About 260 such letters were mailed, according to Mitch Williams, an engineer in Mount Airy’s public services division. In addition to it, the city finance department, which handles water billing and collections, is involved in the process.
However, it was set into motion months before by the Mount Airy Board of Commissioners during a planning retreat in February when city government goals were set.
Commissioner Steve Yokeley broached the subject by asking for a review of policies and procedures for water hookups by city residents — namely those who still weren’t connected years after being annexed.
“I don’t think it is fair for those who have already hooked up to city water for there to be people who haven’t hooked up,” Yokeley said at the retreat.

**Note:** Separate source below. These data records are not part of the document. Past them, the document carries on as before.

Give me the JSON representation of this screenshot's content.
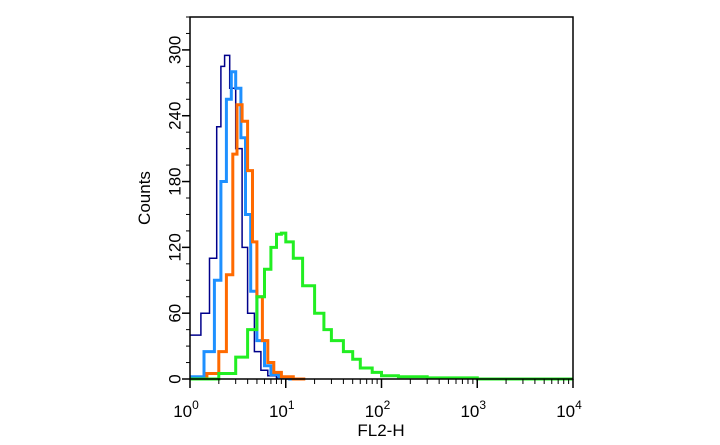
{
  "chart_data": {
    "type": "line",
    "xlabel": "FL2-H",
    "ylabel": "Counts",
    "x_scale": "log",
    "xlim": [
      1,
      10000
    ],
    "ylim": [
      0,
      330
    ],
    "x_ticks": [
      {
        "value": 1,
        "base": "10",
        "exp": "0"
      },
      {
        "value": 10,
        "base": "10",
        "exp": "1"
      },
      {
        "value": 100,
        "base": "10",
        "exp": "2"
      },
      {
        "value": 1000,
        "base": "10",
        "exp": "3"
      },
      {
        "value": 10000,
        "base": "10",
        "exp": "4"
      }
    ],
    "y_ticks": [
      0,
      60,
      120,
      180,
      240,
      300
    ],
    "grid": false,
    "legend": "none",
    "series": [
      {
        "color": "#00008b",
        "stroke": 1.5,
        "x": [
          1,
          1.3,
          1.6,
          1.9,
          2.1,
          2.3,
          2.6,
          3,
          3.5,
          4,
          4.7,
          5.5,
          6.5,
          8,
          10,
          14
        ],
        "y": [
          40,
          60,
          110,
          230,
          285,
          295,
          265,
          210,
          120,
          60,
          25,
          8,
          3,
          1,
          0,
          0
        ]
      },
      {
        "color": "#1e90ff",
        "stroke": 3,
        "x": [
          1,
          1.4,
          1.8,
          2.1,
          2.4,
          2.7,
          3,
          3.4,
          3.8,
          4.3,
          5,
          6,
          7,
          8.5,
          11,
          15
        ],
        "y": [
          2,
          25,
          90,
          180,
          255,
          280,
          265,
          220,
          150,
          80,
          35,
          12,
          4,
          1,
          0,
          0
        ]
      },
      {
        "color": "#ff6a00",
        "stroke": 3,
        "x": [
          1,
          1.5,
          2,
          2.4,
          2.8,
          3.1,
          3.5,
          4,
          4.5,
          5,
          5.7,
          6.5,
          7.5,
          9,
          12,
          16
        ],
        "y": [
          0,
          5,
          25,
          95,
          205,
          250,
          235,
          190,
          125,
          75,
          35,
          15,
          6,
          2,
          0,
          0
        ]
      },
      {
        "color": "#22ee22",
        "stroke": 3,
        "x": [
          1,
          2,
          3,
          4,
          5,
          6,
          7,
          8,
          9,
          10,
          12,
          15,
          20,
          25,
          30,
          40,
          50,
          60,
          80,
          100,
          150,
          300,
          1000,
          10000
        ],
        "y": [
          0,
          5,
          20,
          45,
          75,
          100,
          120,
          132,
          133,
          125,
          110,
          85,
          60,
          45,
          35,
          25,
          18,
          10,
          6,
          3,
          2,
          1,
          0,
          0
        ]
      }
    ]
  }
}
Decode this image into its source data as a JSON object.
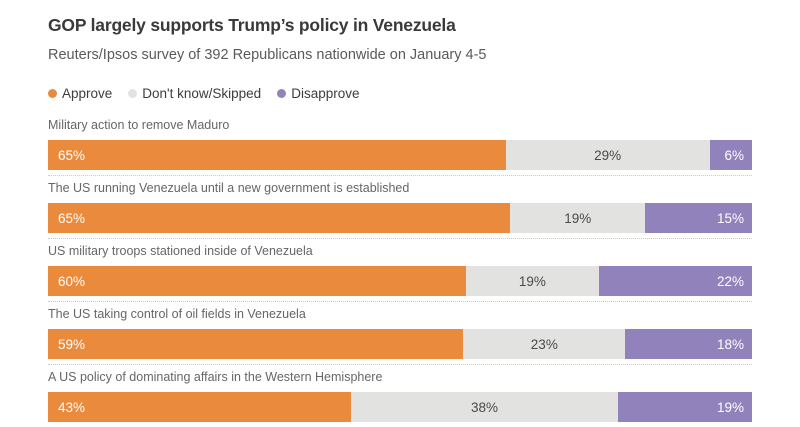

That issue never appeared on the agenda for any subsequent meeting of the board, yet the letters were drafted and sent to affected residents.
Cail, the Burgundy Road resident, said the postal carrier advised when delivering her certified letter that about 60 other homeowners also were getting one that day from the same carrier.
John Overton, city finance director, said the letters have produced results, although he lacked a specific figure for the number of residents who have complied with the strongly worded directive.
“We’ve seen a lot of traffic,” Overton said of recent activity in the water department. “Certainly we have seen a big pickup in people coming in to get signed up.”
Legal Action Threatened
The letter informed affected residents that according to city records, their properties had not been connected to public water and/or sewer service. It added that the deadline for such connections had passed, except for those annexed in 2008 — where a sewer connection deadline looms on Dec. 1.
“Because your property is not connected, you are in violation of City Ordinance Section 8-7,” it states.
It then proceeds to inform them that water connections are mandatory, including the standard service connection fee of $800, along with a one-time application fee of $40 per connection. Residents also were told that they were responsible for related plumbing costs, with Cail adding that this included pipes.
Homeowners were told that they had until Sept. 30 to connect to the water system.
The sewer-connection policy residents also must comply with includes a $750 fee for a standard residential tap.
Homeowners have been given an option of delaying that requirement and entering into a contract effectively allowing them to postpone the hookup. But they must agree to pay a monthly sewer charge based on metered water consumption, as if they were connected to the sewage system. This allows the tap fee and plumbing costs to be avoided until the existing septic tank system fails or is in need of replacement.
“The connection policy is not new and was adopted several years ago by the Mount Airy Board of Commissioners in the interest of fairness to all citizens of the community,” according to the letter. It states that the policy was adopted in 1995 and revised in 2002.
Residents also were informed that they could make arrangements for a “financial payment plan,” but that a failure to be connected would result in further action, including legal proceedings.
Given that language, Cail said she was compelled to comply so as to not incur court costs in addition to the connection expenses. “I figured it would be a constant thing — they would force us to do it sooner or later.”
However, Cail, whose home previously was served by a well, said the requirement has posed a financial burden to her and neighbors on fixed incomes.
“We’re all retired,” Cail added. “Everybody on this street here on Burgundy Road is on Social Security.” Burgundy Road is off Wards Gap Road behind Salem United Methodist Church.
Like many city residents, “we did not want to be annexed,” Cail added.
Having to pay more than $1,000 for the water connection will be a burden felt this winter, she said. “That $800 could have went for kerosene,” Cail said of the tap fee alone.
She also is not satisfied with the municipal water her home is now receiving.
“It tastes like swimming pool water,” the Burgundy Road resident said of the chlorine smell it has.
“My little dog won’t even drink it,” she added.
“My well water wasn’t the best, but it didn’t taste like chemicals.”